From Bruce’s take on The Kinks’ David Watts to fellow All Mod Cons rave To Be Someone, there was no doubting this was the real deal, Weller and Rick Buckler’s absence not an issue.
The next section, from Man in the Corner Shop, Pretty Green and But I’m Different Now to The Gift reminded us – as if we really needed reminding – of the depth of those final two albums and young Weller’s songwriting, all respectfully delivered by Russell.
Bruce – restricting himself to just a few trademark leaps these days – was back to the fore again with the ever-poignant Smithers-Jones, before the evergreen Boy About Town, a song that never fails to set up an evening out for this perennial teen.
When You’re Young and Saturday’s Kids fall into that same hallowed territory, while 1982’s Ghosts gave us a chance to reflect, and Pictures and Diamonds proferred an intriguing glimpse of what’s to come with the eagerly-awaited new Bruce Foxton album, Smash the Clock.
But while much of the newer material would deserve a place in this set, Foxton and Hastings never deny the average crowd what they really came for, and as The Public Gets What The Public Wants show title suggested, from there on it was it was all tried and tested, classic Jam.

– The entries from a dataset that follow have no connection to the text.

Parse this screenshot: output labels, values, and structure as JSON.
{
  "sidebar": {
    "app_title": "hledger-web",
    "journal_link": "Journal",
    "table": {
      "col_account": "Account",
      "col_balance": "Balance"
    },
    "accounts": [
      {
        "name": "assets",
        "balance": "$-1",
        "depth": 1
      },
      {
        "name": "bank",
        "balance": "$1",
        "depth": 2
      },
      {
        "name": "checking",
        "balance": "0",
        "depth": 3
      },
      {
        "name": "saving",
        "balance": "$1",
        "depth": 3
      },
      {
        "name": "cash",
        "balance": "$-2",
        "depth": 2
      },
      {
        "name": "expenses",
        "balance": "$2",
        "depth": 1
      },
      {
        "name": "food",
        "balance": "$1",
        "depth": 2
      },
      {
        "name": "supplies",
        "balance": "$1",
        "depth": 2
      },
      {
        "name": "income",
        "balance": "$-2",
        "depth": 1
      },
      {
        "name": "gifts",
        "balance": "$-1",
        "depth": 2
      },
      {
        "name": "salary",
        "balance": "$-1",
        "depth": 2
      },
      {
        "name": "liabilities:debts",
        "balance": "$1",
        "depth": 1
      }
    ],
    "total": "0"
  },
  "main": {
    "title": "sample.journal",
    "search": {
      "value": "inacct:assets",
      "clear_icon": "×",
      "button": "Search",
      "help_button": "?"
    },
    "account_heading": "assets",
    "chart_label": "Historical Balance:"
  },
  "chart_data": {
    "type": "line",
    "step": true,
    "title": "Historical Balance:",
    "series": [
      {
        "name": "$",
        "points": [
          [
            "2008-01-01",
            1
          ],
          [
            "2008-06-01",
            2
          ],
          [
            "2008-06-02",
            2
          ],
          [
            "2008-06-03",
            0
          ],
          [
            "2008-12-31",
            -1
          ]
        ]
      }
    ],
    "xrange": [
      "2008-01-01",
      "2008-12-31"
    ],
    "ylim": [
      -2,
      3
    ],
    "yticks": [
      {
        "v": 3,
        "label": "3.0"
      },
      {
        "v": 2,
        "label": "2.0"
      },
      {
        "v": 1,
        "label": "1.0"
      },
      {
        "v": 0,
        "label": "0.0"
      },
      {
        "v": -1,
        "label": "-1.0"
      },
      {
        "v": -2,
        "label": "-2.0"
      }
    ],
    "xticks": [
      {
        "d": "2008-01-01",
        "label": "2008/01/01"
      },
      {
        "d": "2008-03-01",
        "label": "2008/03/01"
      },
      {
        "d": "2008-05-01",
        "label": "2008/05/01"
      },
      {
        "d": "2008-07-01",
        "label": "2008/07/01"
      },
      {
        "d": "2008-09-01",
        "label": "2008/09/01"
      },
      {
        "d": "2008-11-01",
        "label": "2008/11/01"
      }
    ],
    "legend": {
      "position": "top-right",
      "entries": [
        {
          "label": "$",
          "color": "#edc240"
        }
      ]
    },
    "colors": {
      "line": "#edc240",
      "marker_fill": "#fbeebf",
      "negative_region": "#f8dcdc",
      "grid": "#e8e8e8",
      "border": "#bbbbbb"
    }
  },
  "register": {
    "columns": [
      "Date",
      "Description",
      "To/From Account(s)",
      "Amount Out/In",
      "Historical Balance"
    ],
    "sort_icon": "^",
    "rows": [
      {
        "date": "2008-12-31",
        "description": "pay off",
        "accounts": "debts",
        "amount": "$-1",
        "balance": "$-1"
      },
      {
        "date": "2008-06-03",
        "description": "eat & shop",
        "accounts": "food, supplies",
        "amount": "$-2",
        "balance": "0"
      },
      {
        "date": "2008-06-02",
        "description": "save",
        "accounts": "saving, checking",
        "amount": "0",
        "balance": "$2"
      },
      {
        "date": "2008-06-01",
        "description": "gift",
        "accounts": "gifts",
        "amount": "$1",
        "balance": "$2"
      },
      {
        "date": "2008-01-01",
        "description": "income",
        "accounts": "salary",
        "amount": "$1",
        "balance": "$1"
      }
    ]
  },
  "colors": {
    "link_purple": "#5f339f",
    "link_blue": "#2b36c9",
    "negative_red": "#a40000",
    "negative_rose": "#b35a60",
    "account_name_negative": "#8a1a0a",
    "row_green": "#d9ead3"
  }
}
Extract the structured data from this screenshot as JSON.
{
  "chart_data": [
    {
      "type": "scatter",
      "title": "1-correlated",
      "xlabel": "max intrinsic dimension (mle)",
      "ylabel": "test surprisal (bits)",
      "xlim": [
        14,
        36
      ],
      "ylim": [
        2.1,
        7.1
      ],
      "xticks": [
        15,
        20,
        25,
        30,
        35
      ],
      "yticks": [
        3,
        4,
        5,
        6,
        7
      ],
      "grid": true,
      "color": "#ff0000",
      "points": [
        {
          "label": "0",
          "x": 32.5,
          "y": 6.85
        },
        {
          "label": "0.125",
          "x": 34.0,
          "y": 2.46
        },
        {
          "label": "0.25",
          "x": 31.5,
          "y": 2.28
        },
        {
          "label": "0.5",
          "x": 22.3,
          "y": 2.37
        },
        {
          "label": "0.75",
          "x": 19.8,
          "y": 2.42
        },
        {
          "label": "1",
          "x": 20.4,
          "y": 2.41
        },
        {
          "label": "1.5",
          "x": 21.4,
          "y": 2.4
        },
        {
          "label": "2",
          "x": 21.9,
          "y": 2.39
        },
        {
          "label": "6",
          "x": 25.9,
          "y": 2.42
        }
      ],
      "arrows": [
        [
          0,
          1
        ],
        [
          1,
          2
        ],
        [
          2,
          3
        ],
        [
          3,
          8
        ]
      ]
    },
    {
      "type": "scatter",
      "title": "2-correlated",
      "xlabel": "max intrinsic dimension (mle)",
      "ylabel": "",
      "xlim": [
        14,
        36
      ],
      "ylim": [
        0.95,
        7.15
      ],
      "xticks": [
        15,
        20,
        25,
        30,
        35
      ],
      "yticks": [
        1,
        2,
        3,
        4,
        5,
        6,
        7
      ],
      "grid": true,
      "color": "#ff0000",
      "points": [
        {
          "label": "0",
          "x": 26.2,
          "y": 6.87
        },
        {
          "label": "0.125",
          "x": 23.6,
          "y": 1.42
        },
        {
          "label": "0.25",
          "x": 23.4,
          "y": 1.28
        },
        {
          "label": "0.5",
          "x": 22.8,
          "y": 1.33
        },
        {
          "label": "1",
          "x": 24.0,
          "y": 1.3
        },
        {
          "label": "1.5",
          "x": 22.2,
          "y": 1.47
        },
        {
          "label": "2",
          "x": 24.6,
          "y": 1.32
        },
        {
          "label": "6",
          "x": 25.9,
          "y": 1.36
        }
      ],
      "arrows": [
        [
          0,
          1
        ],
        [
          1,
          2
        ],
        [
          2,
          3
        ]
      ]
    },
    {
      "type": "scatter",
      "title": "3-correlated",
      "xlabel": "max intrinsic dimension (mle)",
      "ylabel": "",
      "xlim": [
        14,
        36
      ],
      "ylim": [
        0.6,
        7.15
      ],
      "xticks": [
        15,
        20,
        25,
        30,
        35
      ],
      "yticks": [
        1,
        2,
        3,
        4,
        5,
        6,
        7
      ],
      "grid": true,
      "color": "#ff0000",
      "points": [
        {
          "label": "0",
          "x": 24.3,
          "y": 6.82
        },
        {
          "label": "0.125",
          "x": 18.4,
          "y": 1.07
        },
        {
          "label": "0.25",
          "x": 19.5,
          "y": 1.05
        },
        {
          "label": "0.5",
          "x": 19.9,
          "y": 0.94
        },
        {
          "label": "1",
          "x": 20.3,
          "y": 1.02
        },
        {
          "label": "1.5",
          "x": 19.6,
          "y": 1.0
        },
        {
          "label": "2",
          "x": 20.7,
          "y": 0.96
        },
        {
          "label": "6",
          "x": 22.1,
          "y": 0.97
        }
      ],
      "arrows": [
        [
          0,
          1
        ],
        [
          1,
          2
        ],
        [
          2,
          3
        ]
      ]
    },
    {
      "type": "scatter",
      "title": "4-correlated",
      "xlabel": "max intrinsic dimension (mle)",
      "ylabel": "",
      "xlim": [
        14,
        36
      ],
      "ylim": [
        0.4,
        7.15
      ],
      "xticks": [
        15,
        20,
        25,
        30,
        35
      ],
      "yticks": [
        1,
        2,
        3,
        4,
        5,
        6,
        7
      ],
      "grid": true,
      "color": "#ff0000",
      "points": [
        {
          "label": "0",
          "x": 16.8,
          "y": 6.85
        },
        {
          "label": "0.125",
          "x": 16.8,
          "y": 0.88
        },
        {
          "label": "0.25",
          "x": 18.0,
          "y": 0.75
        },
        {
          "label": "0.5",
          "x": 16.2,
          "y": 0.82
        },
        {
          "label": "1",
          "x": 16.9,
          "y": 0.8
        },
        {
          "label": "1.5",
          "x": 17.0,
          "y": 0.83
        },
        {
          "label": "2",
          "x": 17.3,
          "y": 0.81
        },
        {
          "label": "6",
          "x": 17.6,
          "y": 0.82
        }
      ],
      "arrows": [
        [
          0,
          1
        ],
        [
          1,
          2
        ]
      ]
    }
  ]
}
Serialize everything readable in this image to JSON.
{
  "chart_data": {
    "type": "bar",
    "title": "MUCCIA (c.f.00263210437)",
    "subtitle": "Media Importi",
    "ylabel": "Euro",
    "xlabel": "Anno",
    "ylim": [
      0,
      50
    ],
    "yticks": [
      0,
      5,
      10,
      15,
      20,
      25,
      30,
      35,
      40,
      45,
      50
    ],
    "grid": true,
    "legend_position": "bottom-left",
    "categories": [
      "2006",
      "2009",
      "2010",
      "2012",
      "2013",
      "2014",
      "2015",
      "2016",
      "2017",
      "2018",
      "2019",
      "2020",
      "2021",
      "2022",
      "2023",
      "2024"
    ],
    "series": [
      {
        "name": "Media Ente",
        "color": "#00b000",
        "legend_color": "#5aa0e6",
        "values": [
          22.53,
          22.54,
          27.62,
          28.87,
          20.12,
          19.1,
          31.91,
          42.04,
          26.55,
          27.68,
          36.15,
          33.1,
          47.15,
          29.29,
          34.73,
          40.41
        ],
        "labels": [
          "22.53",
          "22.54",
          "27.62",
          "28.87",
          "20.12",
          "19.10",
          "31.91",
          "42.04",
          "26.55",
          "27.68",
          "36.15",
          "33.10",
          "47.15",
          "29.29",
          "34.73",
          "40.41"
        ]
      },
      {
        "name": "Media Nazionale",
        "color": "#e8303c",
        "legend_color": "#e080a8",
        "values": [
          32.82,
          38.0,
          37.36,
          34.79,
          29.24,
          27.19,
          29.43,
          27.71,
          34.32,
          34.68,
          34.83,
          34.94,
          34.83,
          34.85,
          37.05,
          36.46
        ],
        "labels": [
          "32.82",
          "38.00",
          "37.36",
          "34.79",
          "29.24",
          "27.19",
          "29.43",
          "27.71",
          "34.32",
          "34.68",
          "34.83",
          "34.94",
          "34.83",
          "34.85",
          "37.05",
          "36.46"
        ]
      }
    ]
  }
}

A sing-along That’s Entertainment and Start followed, then a storming run through the debut LP’s Larry Williams cover Slow Down and modern anthem for disaffected youth The Eton Rifles.
The band finally got their collective breaths back and returned, Down in the Tube Station at Midnight rattling powerfully down the tracks before frenetic debut single In the City and the inevitable Going Underground saw us home, our revision session in great live music complete, and this punter pleased to get back down the M65 without having to use a snow shovel.